The same can't be said for Wilt and Kareem. They both played on some teams that had reasonable, if not downright strong supporting casts compared to their contemporaries. And, the available analytics approaches for the time (WOWY, looking at team changes for trades, etc) don't support them as having nearly the lift of their contemporaries. Russell, West and Oscar all measured out significantly better in those approaches than Wilt. And as I pointed out above, Kareem's impact came up way short of Walton's at what should have been his peak.
So, it just doesn't seem to me that Wilt and Kareem actually WERE the dominant players of their time to the extent that the boxscores, particularly the scoring volume and efficiency numbers, would suggest. And it brings me back to, maybe they weren't among the exceptions to the rule against running an optimized offense through a volume-scoring big man. Maybe they're part of the rule itself.

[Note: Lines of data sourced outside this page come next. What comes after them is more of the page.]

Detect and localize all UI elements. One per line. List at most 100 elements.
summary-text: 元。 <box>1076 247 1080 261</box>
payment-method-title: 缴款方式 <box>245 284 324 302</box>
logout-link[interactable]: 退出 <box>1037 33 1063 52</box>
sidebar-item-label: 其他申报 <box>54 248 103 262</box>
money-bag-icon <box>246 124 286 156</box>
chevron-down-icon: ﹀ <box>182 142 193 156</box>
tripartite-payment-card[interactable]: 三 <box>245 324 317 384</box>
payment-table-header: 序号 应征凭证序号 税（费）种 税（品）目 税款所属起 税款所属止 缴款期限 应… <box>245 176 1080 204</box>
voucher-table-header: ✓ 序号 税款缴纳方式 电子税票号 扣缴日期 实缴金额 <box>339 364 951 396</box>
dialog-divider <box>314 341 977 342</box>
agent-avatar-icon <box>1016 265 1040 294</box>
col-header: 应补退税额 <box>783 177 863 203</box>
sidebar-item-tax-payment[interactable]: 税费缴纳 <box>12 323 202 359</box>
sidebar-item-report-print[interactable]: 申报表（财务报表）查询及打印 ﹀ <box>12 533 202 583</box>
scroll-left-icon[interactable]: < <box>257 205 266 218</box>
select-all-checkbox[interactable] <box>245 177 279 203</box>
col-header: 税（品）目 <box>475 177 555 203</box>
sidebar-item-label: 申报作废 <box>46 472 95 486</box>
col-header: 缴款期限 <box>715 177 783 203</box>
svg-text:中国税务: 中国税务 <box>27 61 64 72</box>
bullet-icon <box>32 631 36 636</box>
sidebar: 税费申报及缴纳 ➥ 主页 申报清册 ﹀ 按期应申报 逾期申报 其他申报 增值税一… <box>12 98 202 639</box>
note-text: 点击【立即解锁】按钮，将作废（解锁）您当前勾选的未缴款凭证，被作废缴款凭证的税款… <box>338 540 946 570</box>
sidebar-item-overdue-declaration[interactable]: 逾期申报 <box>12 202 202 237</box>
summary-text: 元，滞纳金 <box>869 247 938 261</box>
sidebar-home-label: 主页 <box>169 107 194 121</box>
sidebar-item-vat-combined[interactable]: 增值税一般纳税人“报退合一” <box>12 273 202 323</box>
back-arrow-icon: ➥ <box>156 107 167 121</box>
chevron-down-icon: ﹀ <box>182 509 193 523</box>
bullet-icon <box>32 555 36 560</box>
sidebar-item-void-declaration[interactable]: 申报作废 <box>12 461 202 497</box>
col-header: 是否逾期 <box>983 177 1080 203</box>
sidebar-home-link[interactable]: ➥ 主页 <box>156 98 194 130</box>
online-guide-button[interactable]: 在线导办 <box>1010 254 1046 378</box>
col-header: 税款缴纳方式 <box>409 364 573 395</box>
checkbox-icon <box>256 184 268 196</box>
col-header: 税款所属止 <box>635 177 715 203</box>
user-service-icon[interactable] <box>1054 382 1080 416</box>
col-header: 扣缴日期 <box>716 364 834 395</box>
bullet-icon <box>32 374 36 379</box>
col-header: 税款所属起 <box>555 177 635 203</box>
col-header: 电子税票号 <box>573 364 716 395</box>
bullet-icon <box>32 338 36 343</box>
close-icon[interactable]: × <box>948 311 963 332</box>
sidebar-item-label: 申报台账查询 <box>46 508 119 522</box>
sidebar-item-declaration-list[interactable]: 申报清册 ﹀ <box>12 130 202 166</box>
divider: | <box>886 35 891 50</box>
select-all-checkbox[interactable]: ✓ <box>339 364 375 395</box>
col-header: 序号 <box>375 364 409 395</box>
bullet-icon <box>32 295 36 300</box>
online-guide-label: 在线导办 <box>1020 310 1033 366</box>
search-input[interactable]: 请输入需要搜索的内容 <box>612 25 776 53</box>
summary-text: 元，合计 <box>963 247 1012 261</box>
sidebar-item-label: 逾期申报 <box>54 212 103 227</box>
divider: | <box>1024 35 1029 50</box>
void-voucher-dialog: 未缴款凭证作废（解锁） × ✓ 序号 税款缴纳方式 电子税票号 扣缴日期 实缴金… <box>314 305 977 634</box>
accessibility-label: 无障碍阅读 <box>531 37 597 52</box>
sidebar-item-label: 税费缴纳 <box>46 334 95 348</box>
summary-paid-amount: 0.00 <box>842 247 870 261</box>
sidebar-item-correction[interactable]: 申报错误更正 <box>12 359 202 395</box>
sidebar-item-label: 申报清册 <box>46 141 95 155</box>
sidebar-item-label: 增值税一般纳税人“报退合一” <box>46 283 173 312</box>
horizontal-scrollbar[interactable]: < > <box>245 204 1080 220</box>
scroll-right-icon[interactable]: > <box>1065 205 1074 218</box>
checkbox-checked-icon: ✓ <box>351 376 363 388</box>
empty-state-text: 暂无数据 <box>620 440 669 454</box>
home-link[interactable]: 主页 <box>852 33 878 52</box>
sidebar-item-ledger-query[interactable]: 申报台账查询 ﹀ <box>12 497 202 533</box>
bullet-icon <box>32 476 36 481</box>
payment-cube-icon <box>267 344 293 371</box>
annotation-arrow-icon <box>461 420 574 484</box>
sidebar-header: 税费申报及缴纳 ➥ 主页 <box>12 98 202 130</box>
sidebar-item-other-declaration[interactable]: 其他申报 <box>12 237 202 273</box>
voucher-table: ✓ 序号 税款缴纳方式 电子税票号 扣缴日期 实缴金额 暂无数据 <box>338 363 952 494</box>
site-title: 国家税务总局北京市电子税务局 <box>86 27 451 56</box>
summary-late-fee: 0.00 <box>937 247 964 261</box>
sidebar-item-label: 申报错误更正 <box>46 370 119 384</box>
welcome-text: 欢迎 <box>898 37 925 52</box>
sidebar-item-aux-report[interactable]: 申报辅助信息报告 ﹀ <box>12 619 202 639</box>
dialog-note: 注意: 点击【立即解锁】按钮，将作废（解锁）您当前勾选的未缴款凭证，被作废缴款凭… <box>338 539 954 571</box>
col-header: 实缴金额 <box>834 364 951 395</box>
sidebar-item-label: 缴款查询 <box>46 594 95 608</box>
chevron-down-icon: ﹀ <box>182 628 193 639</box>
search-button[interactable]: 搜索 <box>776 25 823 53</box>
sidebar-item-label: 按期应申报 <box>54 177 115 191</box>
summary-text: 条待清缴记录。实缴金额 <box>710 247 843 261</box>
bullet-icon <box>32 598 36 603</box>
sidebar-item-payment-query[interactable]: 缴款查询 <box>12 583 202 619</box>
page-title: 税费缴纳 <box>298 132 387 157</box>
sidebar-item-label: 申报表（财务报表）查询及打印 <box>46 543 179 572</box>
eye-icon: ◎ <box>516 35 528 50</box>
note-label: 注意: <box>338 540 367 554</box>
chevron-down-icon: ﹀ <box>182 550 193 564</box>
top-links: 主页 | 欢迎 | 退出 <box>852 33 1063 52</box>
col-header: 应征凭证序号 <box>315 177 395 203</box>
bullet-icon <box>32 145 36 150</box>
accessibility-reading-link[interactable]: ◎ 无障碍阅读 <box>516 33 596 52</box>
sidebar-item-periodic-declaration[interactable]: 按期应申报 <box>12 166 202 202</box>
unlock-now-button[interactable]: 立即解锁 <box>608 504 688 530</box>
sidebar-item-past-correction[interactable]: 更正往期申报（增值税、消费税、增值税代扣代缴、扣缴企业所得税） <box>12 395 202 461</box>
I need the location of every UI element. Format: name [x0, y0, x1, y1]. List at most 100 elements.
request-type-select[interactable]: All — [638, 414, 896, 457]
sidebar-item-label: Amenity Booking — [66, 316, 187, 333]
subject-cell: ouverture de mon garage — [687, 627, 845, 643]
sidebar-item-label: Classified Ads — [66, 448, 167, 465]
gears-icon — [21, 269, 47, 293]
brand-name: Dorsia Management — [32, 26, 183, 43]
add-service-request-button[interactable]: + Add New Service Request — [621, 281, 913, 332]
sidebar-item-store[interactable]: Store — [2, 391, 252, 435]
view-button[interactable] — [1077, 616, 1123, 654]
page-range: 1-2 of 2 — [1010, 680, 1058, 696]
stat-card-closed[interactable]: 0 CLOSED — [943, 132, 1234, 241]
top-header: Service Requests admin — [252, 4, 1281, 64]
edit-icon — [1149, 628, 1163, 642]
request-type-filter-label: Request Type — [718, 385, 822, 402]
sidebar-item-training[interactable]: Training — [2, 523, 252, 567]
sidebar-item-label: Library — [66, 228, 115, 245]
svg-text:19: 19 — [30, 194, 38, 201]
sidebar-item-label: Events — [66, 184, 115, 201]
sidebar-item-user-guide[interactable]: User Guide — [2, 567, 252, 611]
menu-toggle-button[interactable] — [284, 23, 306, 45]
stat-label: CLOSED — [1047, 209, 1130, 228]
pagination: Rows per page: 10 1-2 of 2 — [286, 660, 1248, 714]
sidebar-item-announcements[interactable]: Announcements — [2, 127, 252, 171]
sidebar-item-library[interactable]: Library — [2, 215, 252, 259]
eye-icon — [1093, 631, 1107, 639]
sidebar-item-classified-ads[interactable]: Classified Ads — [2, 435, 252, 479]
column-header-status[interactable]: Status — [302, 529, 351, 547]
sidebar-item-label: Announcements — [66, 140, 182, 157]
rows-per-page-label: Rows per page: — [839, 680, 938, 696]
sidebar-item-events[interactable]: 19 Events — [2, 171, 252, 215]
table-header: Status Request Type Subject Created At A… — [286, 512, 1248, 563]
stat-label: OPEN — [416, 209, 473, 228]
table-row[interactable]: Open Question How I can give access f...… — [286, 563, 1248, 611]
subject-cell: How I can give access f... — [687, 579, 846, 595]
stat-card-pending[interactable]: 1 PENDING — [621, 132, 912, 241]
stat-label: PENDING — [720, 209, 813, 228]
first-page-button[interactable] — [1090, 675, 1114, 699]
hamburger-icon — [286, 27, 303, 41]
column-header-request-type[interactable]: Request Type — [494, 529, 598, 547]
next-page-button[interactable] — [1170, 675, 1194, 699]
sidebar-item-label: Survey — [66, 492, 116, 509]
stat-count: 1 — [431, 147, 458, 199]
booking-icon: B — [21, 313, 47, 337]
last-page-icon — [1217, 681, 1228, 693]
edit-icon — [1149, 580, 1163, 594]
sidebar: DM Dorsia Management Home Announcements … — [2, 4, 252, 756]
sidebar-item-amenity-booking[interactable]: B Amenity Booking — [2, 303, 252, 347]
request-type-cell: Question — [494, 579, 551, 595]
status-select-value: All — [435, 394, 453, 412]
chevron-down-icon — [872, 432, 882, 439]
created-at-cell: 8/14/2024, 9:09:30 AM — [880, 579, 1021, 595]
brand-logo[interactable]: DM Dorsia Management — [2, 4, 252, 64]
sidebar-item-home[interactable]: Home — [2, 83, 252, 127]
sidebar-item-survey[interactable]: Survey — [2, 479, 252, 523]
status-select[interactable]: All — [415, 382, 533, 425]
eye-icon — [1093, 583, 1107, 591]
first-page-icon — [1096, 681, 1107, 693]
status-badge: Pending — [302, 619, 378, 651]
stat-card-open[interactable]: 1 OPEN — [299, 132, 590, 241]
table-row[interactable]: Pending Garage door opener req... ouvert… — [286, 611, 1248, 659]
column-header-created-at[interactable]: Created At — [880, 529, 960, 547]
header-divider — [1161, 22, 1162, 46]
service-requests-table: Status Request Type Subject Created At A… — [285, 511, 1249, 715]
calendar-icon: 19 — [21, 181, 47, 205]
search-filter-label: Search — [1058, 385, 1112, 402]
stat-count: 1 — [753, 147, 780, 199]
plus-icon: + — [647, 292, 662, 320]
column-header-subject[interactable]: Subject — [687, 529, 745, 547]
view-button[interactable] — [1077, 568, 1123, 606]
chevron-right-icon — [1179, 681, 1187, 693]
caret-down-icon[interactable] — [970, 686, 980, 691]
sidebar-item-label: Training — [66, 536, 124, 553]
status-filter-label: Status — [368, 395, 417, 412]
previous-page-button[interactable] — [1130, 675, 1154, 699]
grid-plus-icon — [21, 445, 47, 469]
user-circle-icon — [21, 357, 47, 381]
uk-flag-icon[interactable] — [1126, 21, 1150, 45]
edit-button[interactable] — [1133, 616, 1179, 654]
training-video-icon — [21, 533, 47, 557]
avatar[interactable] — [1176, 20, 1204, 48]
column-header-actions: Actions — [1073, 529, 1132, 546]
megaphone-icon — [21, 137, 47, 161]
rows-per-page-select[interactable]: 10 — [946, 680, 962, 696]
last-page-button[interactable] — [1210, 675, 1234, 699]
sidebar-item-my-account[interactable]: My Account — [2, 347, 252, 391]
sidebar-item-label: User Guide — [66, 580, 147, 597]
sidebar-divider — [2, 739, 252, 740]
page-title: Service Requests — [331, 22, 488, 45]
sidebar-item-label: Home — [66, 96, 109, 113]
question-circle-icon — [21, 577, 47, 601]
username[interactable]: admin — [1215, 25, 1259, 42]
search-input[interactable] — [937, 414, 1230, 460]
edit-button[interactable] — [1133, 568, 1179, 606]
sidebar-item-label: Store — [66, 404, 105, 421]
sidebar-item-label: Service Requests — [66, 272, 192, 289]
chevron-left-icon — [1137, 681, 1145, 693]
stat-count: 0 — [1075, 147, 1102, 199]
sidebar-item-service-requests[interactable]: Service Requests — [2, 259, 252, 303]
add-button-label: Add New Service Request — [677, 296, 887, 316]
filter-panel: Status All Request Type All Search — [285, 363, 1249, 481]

A dominant scoring big man can put up some awesome numbers. But maybe it's not a coincidence that Kareem only won with Oscar or Magic playing at high levels. Maybe it's not a coincidence that Shaq didn't win until Kobe and later Wade came of age. Maybe it's not a coincidence that Wilt had to sublimate his scoring to win.
If this were a "rule", per se, perhaps the only true exception was Hakeem's Rockets in the mid-90s. They figured out a way to let him be maximized as a scorer while surrounding him with shooters that could be maximized playing off him. Maybe that really was a rare accomplishment.
Or, maybe it's not that you
can't win with a volume-scoring big, but instead that it puts a cap on just how good your team can get. If your center is volume scoring, then your perimeter players either have to be able to dominate without scoring (usually as an all-world floor general that can keep the rest of the unit maximized while maximizing the big guy as well), be dominant enough to play a 2-man scoring unit with the big guy that's strong enough to surround them with 3 role players that don't need the ball, or have a 3-point line that allows the big man to dominate with 4 other efficient (and clutch) shooters capable of maximizing the offense based off him.
And if it's difficult to build a championship-caliber offense around a scoring big, might it be that having a high-volume scoring big (even at high efficiency) might in some ways even be a
detriment to building a championship caliber team? Because it might lock the upside at a certain level that is really hard to break through for 99% of the supporting cast options that might be realistic at a given time.
Meanwhile, if your big man is the biggest impact player on the court because of his defense, maybe it's just
easier to build a champion around him because if you surround him with any good perimeter players they can maximize their own impact on offense without having to work around the needs of their big-scoring center. Maybe, as counterintuitive as it sounds, Russell's combination of Megatron defense while NOT being an alpha scorer is actually the much more ideal centerpiece for a championship squad than a dominant scoring big that is also good on defense. Food for thought.
Shrugs. I haven't quite completed the support for the thought I was working towards, but I've been writing this off-and-on during every break I've gotten all day. I started in the afternoon...it's now 2 in the morning. I shudder to even press preview and see how long this is. I'm going to stop rambling now. I'm sure I'll get some pushback if anyone even reads this monster, and I'm also sure this conversation will pick back up in future threads once we start talking about players like Wilt.
Vote:1) Bill Russell
2) Kevin Garnett (haven't spoken about him much yet, but others have started so I guess it's time to get him in my voting mix).